Moradores de Itu impedem aumento de vereadores

Fonte: Facebook page "13 Bastam"

 

Como cidadãos de uma cidade de apenas 170 mil habitantes conseguiram impedir uma emenda que aumentaria o número de vereadores na Câmara de 13 para 19 e poderia elevar os gastos dos cofres públicos em cerca de 6.5 milhões de reais no período de quatro anos.

Uma pequena revolução aconteceu na cidade de Itu no início deste ano. Tudo começou quando a Câmera de Vereadores decidiu votar uma emenda para alterar o artigo 7º da Lei Orgânica, que estabelece o número de cadeiras do município. Segundo a lei atual, Itu tem 13 vereadores, mas o projeto indicava o aumento para 19 na próxima legislatura, que entrará em vigor em 2021.

A justificativa do projeto era baseada no Artigo 29 da Constituição Federal, juntamente com a Emenda nº 58 (inciso IV) que relaciona número de vereadores a habitantes de um município. Com uma população de 170,157 habitantes, de acordo com dados de 2017 do IBGE (Instituto Brasileiro de Geografia e Estatística), a casa poderia ter até 21 cadeiras. No entanto, o que estabelece de fato o número de vereadores é a Lei Orgânica do município, pois nela estão as diretrizes para os gastos do orçamento.

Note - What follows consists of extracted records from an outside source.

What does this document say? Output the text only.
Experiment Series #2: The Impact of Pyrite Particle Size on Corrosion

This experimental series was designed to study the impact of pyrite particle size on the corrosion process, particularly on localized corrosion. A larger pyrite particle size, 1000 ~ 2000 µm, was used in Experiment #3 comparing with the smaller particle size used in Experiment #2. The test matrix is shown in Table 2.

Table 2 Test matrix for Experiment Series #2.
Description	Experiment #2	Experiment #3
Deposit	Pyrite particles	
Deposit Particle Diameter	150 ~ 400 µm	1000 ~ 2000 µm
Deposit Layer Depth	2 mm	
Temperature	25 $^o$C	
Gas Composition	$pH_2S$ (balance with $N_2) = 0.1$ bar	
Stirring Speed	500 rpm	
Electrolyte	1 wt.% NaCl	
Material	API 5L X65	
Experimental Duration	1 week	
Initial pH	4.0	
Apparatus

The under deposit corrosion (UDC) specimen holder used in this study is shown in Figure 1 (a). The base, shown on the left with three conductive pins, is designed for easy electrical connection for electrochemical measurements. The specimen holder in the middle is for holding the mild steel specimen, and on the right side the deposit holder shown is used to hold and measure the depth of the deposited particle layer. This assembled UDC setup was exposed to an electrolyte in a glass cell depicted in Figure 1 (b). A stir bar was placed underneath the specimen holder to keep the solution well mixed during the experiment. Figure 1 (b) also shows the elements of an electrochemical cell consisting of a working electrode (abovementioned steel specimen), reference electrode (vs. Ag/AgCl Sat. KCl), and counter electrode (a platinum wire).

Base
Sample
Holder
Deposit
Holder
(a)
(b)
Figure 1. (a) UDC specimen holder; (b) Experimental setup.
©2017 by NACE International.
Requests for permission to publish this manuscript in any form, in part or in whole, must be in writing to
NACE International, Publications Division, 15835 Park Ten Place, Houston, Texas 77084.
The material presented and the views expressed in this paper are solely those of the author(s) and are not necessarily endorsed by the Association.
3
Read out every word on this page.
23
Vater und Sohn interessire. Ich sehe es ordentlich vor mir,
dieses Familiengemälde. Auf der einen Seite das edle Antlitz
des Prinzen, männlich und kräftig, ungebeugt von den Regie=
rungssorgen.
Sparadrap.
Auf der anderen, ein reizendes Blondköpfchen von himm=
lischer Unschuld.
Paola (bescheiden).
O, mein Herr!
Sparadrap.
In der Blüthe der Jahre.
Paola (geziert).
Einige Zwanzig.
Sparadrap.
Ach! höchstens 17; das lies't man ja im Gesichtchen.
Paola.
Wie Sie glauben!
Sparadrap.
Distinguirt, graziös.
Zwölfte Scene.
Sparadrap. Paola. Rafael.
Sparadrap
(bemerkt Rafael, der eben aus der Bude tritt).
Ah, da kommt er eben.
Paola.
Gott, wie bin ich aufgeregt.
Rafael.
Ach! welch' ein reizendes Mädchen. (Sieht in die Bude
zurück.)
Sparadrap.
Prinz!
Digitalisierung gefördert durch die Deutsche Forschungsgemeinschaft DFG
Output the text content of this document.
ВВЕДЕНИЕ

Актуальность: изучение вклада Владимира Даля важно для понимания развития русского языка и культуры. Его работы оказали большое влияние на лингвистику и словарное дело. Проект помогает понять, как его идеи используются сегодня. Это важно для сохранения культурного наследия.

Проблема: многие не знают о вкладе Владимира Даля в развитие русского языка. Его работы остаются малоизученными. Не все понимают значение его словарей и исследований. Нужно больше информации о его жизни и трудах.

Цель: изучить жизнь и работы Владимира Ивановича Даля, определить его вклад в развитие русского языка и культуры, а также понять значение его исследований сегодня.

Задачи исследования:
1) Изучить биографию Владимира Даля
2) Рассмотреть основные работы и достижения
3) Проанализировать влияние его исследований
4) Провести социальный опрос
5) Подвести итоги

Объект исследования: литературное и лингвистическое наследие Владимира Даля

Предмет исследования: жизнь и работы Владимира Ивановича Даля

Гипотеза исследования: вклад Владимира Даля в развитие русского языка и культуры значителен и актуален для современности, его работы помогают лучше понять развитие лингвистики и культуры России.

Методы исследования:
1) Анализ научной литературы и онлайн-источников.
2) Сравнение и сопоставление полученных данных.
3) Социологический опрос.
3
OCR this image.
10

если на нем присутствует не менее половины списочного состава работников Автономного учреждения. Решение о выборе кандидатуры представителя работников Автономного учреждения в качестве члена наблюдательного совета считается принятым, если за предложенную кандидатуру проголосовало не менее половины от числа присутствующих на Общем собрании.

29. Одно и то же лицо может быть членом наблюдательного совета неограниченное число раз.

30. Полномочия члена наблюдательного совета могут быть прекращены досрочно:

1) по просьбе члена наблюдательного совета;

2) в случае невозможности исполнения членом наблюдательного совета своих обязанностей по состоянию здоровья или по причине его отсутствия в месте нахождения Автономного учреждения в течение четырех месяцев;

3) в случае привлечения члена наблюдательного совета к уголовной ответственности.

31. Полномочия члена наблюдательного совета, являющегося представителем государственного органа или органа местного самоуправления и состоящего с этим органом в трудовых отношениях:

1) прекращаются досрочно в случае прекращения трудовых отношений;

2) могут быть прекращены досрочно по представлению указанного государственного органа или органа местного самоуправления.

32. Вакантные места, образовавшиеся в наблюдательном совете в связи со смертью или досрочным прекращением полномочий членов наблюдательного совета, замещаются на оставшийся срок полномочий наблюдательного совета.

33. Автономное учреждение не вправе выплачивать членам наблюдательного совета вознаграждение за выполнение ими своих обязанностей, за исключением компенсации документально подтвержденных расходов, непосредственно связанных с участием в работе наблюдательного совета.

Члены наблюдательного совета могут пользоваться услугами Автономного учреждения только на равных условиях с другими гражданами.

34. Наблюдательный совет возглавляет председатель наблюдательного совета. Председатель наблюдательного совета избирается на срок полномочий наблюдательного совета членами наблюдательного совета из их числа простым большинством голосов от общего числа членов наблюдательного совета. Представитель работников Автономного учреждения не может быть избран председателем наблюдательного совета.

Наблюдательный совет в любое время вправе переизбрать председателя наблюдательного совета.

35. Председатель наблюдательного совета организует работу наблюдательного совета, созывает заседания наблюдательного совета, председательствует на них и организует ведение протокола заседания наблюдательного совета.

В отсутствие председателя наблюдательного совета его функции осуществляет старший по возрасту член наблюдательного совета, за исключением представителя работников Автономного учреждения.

A lei, que seria votada no início de fevereiro, a princípio passaria sem grandes dificuldades. Em dezembro, 10 vereadores já haviam assinado o projeto. Foi quando moradores mobilizarem-se com um objetivo claro. E funcionou, a pressão popular fez com que 7 vereadores retirassem o seu nome do projeto.

Segundo Marco Lourencini, criador da página do Facebook “13 Bastam” e membro do Partido Novo de Itu, o grande recurso utilizado foi a mídia social. Após a divulgação de um arte chamada “Painel da Vergonha” na qual indicava vereadores que estavam a favor e contra à proposta, o movimento ganhou força. Em menos de 24 horas, as visualizações da página chegaram a 20,000 cliques. Um resultado mais do que considerável, contando que a cidade de Itu tem 122,838 eleitores registrados, segundo dados do TSE de maio de 2017.

Questionado por que o Partido Novo estava contra essa decisão mesmo sem nenhum vereador eleito em Itu, Lourencini afirmou “nós nos mobilizamos porque lutamos para a população não ter que carregar o peso da ineficiência e dos privilégios nas costas, dessa forma todas as nossas ações serão para diminuir esse fardo, mesmo que isso possa trazer momentaneamente mais dificuldades”.

Para Susete Gomes Daronco, uma das fundadoras do Observatório Social de Itu, uma organização não-governamental focada na melhoria da gestão pública e transparência, a populacão não sabe a força que tem, mas é preciso agir de acordo com as normas e regulamentações para pressionar e fiscalizar os políticos. Daronco, que é não é filiada a nenhum partido político, é presença constante nas sessões da Câmara e também utilizou as redes sociais para divulgar informações e mobilizar pessoas.

Depois dessa repercussão, as assessorias dos vereadores começaram a entrar em contato com os representantes do “13 Bastam”, a pressão continuou para que eles reconsiderassem suas posições e se manifestassem publicamente. E aí as assinaturas começaram a cair, uma a uma. E uma manifestação foi organizada para o fim de janeiro. Até esse momento ainda não havia quórum suficiente para a retirada do projeto.

Dois dias antes do protesto, a organização recebeu a informação que a proposta seria retirada. Como não havia uma posição oficial, o grupo manteve a passeata. Com placas e cartazes dizendo “somos fiscais do povo”, “mais saúde e educação, menos vereadores”, moradores da estância foram às ruas firmando a posição.

Na primeira sessão da Câmara, os vereadores retiraram o projeto. Hoje o custo por mandato de somente um vereador na estância de Itu pode ultrapassar 1,1 milhão de reais contando apenas despesas salariais do vereador, um chefe de gabinete, dois assessores e incluindo o 13º salário. Seis vereadores a mais significaria um custo superior a 6,5 milhões de reais para os cofres públicos durante um período 4 anos.

Para Lourencini, a principal conquista deste movimento foi o começo de uma abertura para uma conversa clara e transparente com os vereadores.